Stringer’s Role at Sony Expanded

(Feb. 27, 2009) TOKYO: Sony is reorganizing under expanded management by Sir Howard Stringer, chairman and CEO of the company. Stringer will run now the gaming division, taking over as president in place of Ryoji Chubachi, who will be bumped to vice chairman. The change becomes effective April 1.

Stringer’s intention is to integrate the division that makes PlayStations with the rest of the company’s consumer electronics products--TVs, digital still cameras, PCs. The idea is to make stuff that works together, particularly now that people want to be able to pass content between TVs, cell phones, game consoles, PCs and very possibly digital picture frames.

The Street said, “Yes, you can,” to the Stringer ascent, boosting ADRs of Sony ( NYSE:SNE) from last night’s close of around $16.25 to around $16.75 today. The executive shuffle comes as Sony prepares to report its first operating loss in 14 years. The Japanese conglomerate issued a warning a few weeks ago that it expected to post an operating loss of as much as $2.9 billion for 2008.

Two new business units are being formed under the reorg. Networked Products & Services will comprise PCs (the Vaio), mobile products (think Walkman), and software and services. New product incubation within the group will focus on connections with the PlayStation Network, “which currently has 20 million registered accounts globally,” Sony said. The group will be led by Sony executives Kazuo Hirai and Kunimasa Suzuki, who will direct PC and incubation operations.

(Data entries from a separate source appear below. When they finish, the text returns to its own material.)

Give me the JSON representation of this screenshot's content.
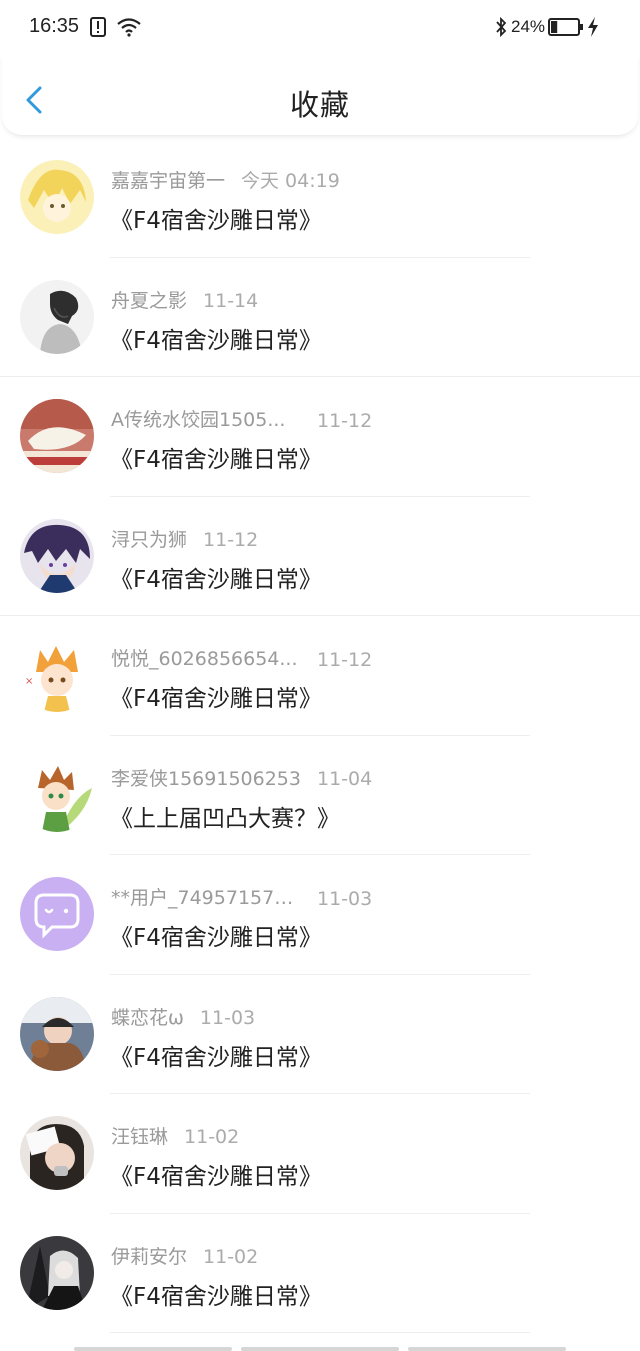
{
  "status_bar": {
    "time": "16:35",
    "battery_percent": "24%",
    "battery_level": 0.24
  },
  "header": {
    "title": "收藏"
  },
  "items": [
    {
      "name": "嘉嘉宇宙第一",
      "date": "今天 04:19",
      "subject": "《F4宿舍沙雕日常》",
      "avatar": "anime-blonde-avatar"
    },
    {
      "name": "舟夏之影",
      "date": "11-14",
      "subject": "《F4宿舍沙雕日常》",
      "avatar": "sketch-portrait-avatar"
    },
    {
      "name": "A传统水饺园1505...",
      "date": "11-12",
      "subject": "《F4宿舍沙雕日常》",
      "avatar": "dumpling-photo-avatar"
    },
    {
      "name": "浔只为狮",
      "date": "11-12",
      "subject": "《F4宿舍沙雕日常》",
      "avatar": "anime-purple-hair-avatar"
    },
    {
      "name": "悦悦_6026856654...",
      "date": "11-12",
      "subject": "《F4宿舍沙雕日常》",
      "avatar": "chibi-orange-hair-avatar"
    },
    {
      "name": "李爱侠15691506253",
      "date": "11-04",
      "subject": "《上上届凹凸大赛？》",
      "avatar": "chibi-green-avatar"
    },
    {
      "name": "**用户_749571570...",
      "date": "11-03",
      "subject": "《F4宿舍沙雕日常》",
      "avatar": "default-chat-bubble-avatar"
    },
    {
      "name": "蝶恋花ω",
      "date": "11-03",
      "subject": "《F4宿舍沙雕日常》",
      "avatar": "child-photo-avatar"
    },
    {
      "name": "汪钰琳",
      "date": "11-02",
      "subject": "《F4宿舍沙雕日常》",
      "avatar": "selfie-photo-avatar"
    },
    {
      "name": "伊莉安尔",
      "date": "11-02",
      "subject": "《F4宿舍沙雕日常》",
      "avatar": "dark-anime-avatar"
    }
  ],
  "colors": {
    "accent": "#2f9bdc",
    "name_text": "#9a9a9a",
    "subject_text": "#222222",
    "divider": "#eeeeee",
    "default_avatar": "#c9b0f2"
  },
  "icons": {
    "back": "chevron-left-icon",
    "alert": "alert-box-icon",
    "wifi": "wifi-icon",
    "bluetooth": "bluetooth-icon",
    "battery": "battery-icon",
    "charging": "lightning-icon"
  }
}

A Consumer Products Group will encompass TV, digital cameras, home audio and video under the leadership of Hiroshi Yoshioka, who will also oversee semiconductors. Yoshihisa Ishida will head up the TV Business group.

Two new “cross-company” units will focus on device interaction capabilities, and on manufacturing and logistics.

Giving Stringer more power is seen as a cultural move as well as a strategic one, according to an analyst quoted by Bloomberg.

“The Japanese can’t take decisive actions toward their comrades during hardship,” Yuuki Sakurai told Bloomberg. Sakurai is general manager of financial and investment planning at Tokyo’s Fukoku Mutual Life. “As a non-Japanese without such loyalties, Stringer is better positioned to conduct the large-scale restructuring that Sony has to do.”

The estimated cost savings of the reorg is expected to be around $3 billion in the first year.